Em pouco mais de uma década de existência, o Google se transformou em um símbolo de ruptura no universo corporativo. Nesse período, passou de empresa de garagem, criadora de um inovador e eficiente site de buscas, para um colosso avaliado em 125 bilhões de dólares, dono da décima marca mais valiosa do mundo. Em meio a esse processo, o Google criou uma cultura empresarial única, copiada nos quatro cantos do planeta por companhias que se julgam – ou desejam ser – inovadoras e modernas.

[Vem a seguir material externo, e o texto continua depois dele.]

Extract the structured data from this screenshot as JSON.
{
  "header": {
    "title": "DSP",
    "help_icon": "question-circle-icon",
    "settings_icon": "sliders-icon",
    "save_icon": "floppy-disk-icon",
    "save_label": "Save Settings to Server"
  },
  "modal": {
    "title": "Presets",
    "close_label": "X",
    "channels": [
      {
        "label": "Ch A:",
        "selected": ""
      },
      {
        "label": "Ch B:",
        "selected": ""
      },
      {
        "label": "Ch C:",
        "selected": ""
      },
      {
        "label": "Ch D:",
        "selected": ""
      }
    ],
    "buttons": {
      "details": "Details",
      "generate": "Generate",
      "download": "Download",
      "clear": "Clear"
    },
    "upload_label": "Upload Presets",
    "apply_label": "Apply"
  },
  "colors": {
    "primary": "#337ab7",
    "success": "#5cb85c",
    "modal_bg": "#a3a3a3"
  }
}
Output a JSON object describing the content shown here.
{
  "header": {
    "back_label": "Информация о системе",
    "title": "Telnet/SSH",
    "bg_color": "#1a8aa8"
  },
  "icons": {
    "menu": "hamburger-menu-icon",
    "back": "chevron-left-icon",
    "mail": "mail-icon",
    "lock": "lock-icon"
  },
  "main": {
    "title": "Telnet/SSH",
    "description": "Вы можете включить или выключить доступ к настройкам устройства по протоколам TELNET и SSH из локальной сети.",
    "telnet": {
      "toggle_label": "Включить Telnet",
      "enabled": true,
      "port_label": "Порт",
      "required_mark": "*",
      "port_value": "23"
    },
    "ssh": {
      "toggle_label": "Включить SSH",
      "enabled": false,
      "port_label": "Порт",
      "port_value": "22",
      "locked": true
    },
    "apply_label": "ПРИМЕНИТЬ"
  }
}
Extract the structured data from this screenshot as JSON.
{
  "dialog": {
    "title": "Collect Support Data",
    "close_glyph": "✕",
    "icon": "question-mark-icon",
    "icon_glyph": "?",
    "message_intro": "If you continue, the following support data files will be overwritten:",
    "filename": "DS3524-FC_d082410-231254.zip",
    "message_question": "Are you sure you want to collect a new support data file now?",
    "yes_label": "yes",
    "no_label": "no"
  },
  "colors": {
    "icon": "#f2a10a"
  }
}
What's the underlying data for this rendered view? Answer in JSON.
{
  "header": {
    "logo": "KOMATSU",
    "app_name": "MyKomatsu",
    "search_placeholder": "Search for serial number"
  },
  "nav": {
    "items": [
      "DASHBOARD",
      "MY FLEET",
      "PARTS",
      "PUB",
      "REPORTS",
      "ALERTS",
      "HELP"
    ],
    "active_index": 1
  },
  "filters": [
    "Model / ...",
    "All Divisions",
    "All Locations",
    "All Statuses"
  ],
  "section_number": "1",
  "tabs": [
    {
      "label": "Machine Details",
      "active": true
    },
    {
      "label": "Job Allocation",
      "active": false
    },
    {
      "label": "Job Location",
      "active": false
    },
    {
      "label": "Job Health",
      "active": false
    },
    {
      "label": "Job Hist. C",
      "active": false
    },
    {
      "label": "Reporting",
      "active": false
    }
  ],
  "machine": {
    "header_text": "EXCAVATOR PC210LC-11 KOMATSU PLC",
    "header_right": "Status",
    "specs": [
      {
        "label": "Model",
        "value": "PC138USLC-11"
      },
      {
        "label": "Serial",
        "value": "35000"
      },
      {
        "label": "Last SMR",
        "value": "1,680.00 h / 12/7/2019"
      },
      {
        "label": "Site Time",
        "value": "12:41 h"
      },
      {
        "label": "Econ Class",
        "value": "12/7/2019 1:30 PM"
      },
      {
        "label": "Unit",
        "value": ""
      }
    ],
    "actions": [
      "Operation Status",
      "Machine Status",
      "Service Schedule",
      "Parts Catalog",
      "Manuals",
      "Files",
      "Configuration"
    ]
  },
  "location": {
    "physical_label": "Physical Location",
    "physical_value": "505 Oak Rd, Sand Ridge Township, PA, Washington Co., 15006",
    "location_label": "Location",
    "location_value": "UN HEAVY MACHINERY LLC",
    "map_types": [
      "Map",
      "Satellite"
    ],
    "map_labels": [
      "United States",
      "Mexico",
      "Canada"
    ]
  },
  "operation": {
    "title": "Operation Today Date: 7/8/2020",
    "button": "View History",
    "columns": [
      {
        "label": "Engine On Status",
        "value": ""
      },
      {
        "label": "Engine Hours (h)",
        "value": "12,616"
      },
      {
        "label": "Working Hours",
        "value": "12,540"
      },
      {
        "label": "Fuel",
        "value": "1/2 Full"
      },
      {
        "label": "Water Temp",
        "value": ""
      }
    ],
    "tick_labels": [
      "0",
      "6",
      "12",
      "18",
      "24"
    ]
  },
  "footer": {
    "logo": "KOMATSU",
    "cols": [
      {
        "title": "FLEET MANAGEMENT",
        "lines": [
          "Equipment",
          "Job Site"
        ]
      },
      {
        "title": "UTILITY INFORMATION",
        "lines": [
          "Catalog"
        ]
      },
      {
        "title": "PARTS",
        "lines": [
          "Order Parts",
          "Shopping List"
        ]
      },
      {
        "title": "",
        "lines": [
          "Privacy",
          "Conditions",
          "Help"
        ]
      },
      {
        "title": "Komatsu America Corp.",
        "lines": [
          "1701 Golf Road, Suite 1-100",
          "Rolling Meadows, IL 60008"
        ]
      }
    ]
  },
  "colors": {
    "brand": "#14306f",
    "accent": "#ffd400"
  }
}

Entre as idiossincrasias do Google – e de seus fundadores, Sergey Brin e Larry Page – está a maneira como a empresa vê sua estratégia de marketing e promoção. Como boa parte de seu faturamento vem da venda de anúncios online em seus próprios produtos, o Google praticamente dá de ombros para a publicidade convencional. No ano passado, investiu 20 milhões de dólares na divulgação de seus produtos fora da internet. A maior parte desse dinheiro foi colocada em ações de marketing alternativo, campanhas boca a boca e, eventualmente, ações de impacto de marketing de guerrilha.
No início de maio veio a surpresa. O Google anunciou que iniciaria a veiculação de comerciais na TV a cabo americana para divulgar um de seus novos produtos, o navegador na internet Chrome. Para espanto de muitos, a companhia que vive e cresce graças à publicidade digital descobriu o poder da mídia tradicional.